Heterogeneity is considered to be a significant issue in meta-analytical studies. We detected significant between-study heterogeneity in some analyses. Sensitivity analyses showed that no individual study exhibited excessive impact on the pooled RRs, indicating these findings were relatively stable. Also, no evidence of publication bias was detected in Begg’s funnel plots and Begg’s tests, so the results were unbiased.
We believe our study has several strengths to support the conclusion. This is the first systematic quantitative assessment of the association between immune inhibition in solid organ transplantation and PCa risk. Our study included 33 independent population-based cohort studies with a large sample size of 556,812 recipients that enhanced the power of statistical analysis to lead to a more reliable outcome; this study surpasses the insufficient statistical power of individual studies. Four kinds of regular solid organ transplantation were involved in our included studies, and we further evaluated the association between immunosuppression and PCa risk in four subsets of recipients; the results indicated that none of the four kinds of solid organ replacement were associated with elevated PCa risk, which allows us to draw a comprehensive conclusion. We were able to conduct subgroup analysis to explore the racial differences in PCa risk following solid organ transplantation, and we demonstrated that neither Asians nor Europeans were associated with an elevated risk of PCa after solid organ transplantation.

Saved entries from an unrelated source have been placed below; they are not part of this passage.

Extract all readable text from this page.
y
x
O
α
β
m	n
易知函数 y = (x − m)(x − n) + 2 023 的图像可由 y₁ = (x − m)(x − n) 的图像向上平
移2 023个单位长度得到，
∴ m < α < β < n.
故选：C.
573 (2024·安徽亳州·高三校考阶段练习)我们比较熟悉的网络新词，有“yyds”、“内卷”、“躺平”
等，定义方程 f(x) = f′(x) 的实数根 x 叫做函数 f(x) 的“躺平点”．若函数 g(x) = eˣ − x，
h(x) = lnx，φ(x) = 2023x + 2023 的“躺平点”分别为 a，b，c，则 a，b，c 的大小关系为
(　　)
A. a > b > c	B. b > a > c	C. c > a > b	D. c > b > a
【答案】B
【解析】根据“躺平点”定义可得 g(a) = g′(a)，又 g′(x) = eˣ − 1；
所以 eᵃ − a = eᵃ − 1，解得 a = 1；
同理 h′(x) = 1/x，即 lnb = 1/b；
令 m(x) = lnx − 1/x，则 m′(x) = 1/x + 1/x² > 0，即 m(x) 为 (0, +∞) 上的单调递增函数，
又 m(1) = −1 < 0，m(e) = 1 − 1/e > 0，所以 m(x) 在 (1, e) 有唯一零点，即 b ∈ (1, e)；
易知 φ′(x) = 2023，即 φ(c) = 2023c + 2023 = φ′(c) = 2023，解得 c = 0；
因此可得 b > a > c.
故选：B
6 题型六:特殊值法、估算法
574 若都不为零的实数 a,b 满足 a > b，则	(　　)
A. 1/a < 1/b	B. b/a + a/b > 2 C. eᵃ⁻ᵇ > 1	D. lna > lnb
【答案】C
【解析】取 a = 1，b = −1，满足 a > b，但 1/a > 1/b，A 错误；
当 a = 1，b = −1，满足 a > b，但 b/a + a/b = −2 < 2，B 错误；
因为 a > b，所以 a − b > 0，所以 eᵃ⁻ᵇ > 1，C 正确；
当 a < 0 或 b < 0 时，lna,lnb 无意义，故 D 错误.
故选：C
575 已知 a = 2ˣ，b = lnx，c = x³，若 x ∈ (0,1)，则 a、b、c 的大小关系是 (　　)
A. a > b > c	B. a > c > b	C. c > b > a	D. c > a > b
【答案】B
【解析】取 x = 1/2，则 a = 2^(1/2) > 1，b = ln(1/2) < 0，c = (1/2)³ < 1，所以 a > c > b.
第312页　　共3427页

Nevertheless, this study has some limitations that should be taken into consideration. First, we were not able to conduct a stratified analysis by different age groups to evaluate the impact of immunosuppression in solid organ transplantation on PCa risk because of a lack of data. Second, other confounders like dietary factors (59-62) and smoking (63) may play a role in prostatic carcinogenesis in solid organ recipients which may affect the association between immunosuppression in solid organ transplantation and risk of PCa, but we could not rule out the impact of these factors due to insufficient data. Third, heterogeneity among studies existed in some analyses.
Taken together, immunosuppression in solid organ transplantation is not associated with increased PCa risk. Organ-transplantation-related immunosuppression may not be a risk factor of PCa. Large prospective cohort studies are needed to confirm our findings.
Funding: This work was supported by a grant from the China Scholarship Council [Grant number 201508440279 to JM Bao] and a grant from Southern Medical University [Grant number LX2018N001 to JM Bao].
Conflicts of Interest: The authors have no conflicts of interest to declare.